The Immortal Henrietta

It’s taken me a while to pick up The Immortal Life of Henrietta Lacks because the appeal of reading about a woman’s cells and how they have changed medicine was not great for me. In the hands of Rebecca Skloot, this book is so much more than that. It’s the story of the great lengths Skloot went to to discover who Henrietta was and to present her as a fun loving, compassionate, and incredibly strong person who endured incredible pain, misdiagnosis, and barbaric treatment for her extremely aggressive cervical cancer.  It’s the story of how Henrietta’s family reacted to the knowledge that her cells were taken without her permission and used for great good and for profit, while they never received any remuneration; in fact, ironically, most of them can’t afford healthcare. It’s a story about ethics, race, and class.  Skloot treats all the characters she encounters on this journey with tenderness and dignity, and interesting characters they are — the superstitious and determined Deborah who never stopped missing her mother or her sister who died mysteriously in the Hospital for the Negro Insane, the volatile Zakariyya whose anger shaped and limited his life, cousin Gary who channels God, the fearless Mama Speed who runs a kind of mean grocery store and dreams of creating a Henrietta Lacks museum, and Skloot herself whose courage and humanity finally uncovered the woman behind HeLa, the most famous cells in the world.  Skloot has given Henrietta the recognition she has long deserved and given Henrietta’s family an understanding of some the mysteries that have haunted them all of their lives.
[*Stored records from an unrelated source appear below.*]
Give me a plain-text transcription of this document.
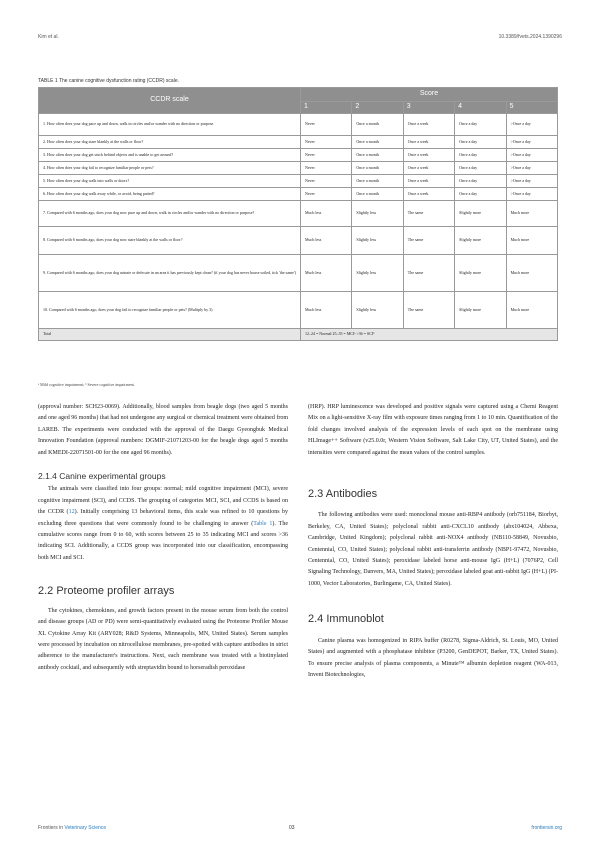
Kim et al.	10.3389/fvets.2024.1390296
TABLE 1 The canine cognitive dysfunction rating (CCDR) scale.
CCDR scale	Score				
	1	2	3	4	5
1. How often does your dog pace up and down, walk in circles and/or wander with no direction or purpose	Never	Once a month	Once a week	Once a day	>Once a day
2. How often does your dog stare blankly at the walls or floor?	Never	Once a month	Once a week	Once a day	>Once a day
3. How often does your dog get stuck behind objects and is unable to get around?	Never	Once a month	Once a week	Once a day	>Once a day
4. How often does your dog fail to recognize familiar people or pets?	Never	Once a month	Once a week	Once a day	>Once a day
5. How often does your dog walk into walls or doors?	Never	Once a month	Once a week	Once a day	>Once a day
6. How often does your dog walk away while, or avoid, being patted?	Never	Once a month	Once a week	Once a day	>Once a day
7. Compared with 6 months ago, does your dog now pace up and down, walk in circles and/or wander with no direction or purpose?	Much less	Slightly less	The same	Slightly more	Much more
8. Compared with 6 months ago, does your dog now stare blankly at the walls or floor?	Much less	Slightly less	The same	Slightly more	Much more
9. Compared with 6 months ago, does your dog urinate or defecate in an area it has previously kept clean? (if your dog has never house soiled, tick 'the same')	Much less	Slightly less	The same	Slightly more	Much more
10. Compared with 6 months ago, does your dog fail to recognize familiar people or pets? (Multiply by 3)	Much less	Slightly less	The same	Slightly more	Much more
Total	12–24 = Normal 25–35 = MCIᵃ >36 = SCIᵇ				
ᵃ Mild cognitive impairment; ᵇ Severe cognitive impairment.

(approval number: SCH23-0069). Additionally, blood samples from beagle dogs (two aged 5 months and one aged 96 months) that had not undergone any surgical or chemical treatment were obtained from LAREB. The experiments were conducted with the approval of the Daegu Gyeongbuk Medical Innovation Foundation (approval numbers: DGMIF-21071203-00 for the beagle dogs aged 5 months and KMEDI-22071501-00 for the one aged 96 months).

2.1.4 Canine experimental groups

The animals were classified into four groups: normal; mild cognitive impairment (MCI), severe cognitive impairment (SCI), and CCDS. The grouping of categories MCI, SCI, and CCDS is based on the CCDR (12). Initially comprising 13 behavioral items, this scale was refined to 10 questions by excluding three questions that were commonly found to be challenging to answer (Table 1). The cumulative scores range from 0 to 60, with scores between 25 to 35 indicating MCI and scores >36 indicating SCI. Additionally, a CCDS group was incorporated into our classification, encompassing both MCI and SCI.

2.2 Proteome profiler arrays

The cytokines, chemokines, and growth factors present in the mouse serum from both the control and disease groups (AD or PD) were semi-quantitatively evaluated using the Proteome Profiler Mouse XL Cytokine Array Kit (ARY028; R&D Systems, Minneapolis, MN, United States). Serum samples were processed by incubation on nitrocellulose membranes, pre-spotted with capture antibodies in strict adherence to the manufacturer's instructions. Next, each membrane was treated with a biotinylated antibody cocktail, and subsequently with streptavidin bound to horseradish peroxidase

(HRP). HRP luminescence was developed and positive signals were captured using a Chemi Reagent Mix on a light-sensitive X-ray film with exposure times ranging from 1 to 10 min. Quantification of the fold changes involved analysis of the expression levels of each spot on the membrane using HLImage++ Software (v25.0.0r, Western Vision Software, Salt Lake City, UT, United States), and the intensities were compared against the mean values of the control samples.

2.3 Antibodies

The following antibodies were used: monoclonal mouse anti-RBP4 antibody (orb751184, Biorbyt, Berkeley, CA, United States); polyclonal rabbit anti-CXCL10 antibody (abx104024, Abbexa, Cambridge, United Kingdom); polyclonal rabbit anti-NOX4 antibody (NB110-58849, Novusbio, Centennial, CO, United States); polyclonal rabbit anti-transferrin antibody (NBP1-97472, Novusbio, Centennial, CO, United States); peroxidase labeled horse anti-mouse IgG (H+L) (7076P2, Cell Signaling Technology, Danvers, MA, United States); peroxidase labeled goat anti-rabbit IgG (H+L) (PI-1000, Vector Laboratories, Burlingame, CA, United States).

2.4 Immunoblot

Canine plasma was homogenized in RIPA buffer (R0278, Sigma-Aldrich, St. Louis, MO, United States) and augmented with a phosphatase inhibitor (P3200, GenDEPOT, Barker, TX, United States). To ensure precise analysis of plasma components, a Minute™ albumin depletion reagent (WA-013, Invent Biotechnologies,

Frontiers in Veterinary Science	03	frontiersin.org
One comment on “The Immortal Henrietta

  1. I also put off reading this book for months, thinking “How could this possibly hold my interest for several hundred pages?” Once I started reading it, I couldn’t put it down. It’s about American history on so many levels; civil liberties, ethics, and medical history; and a compelling story about a family written with care, accuracy, and respect. One of the most important books of the past few years.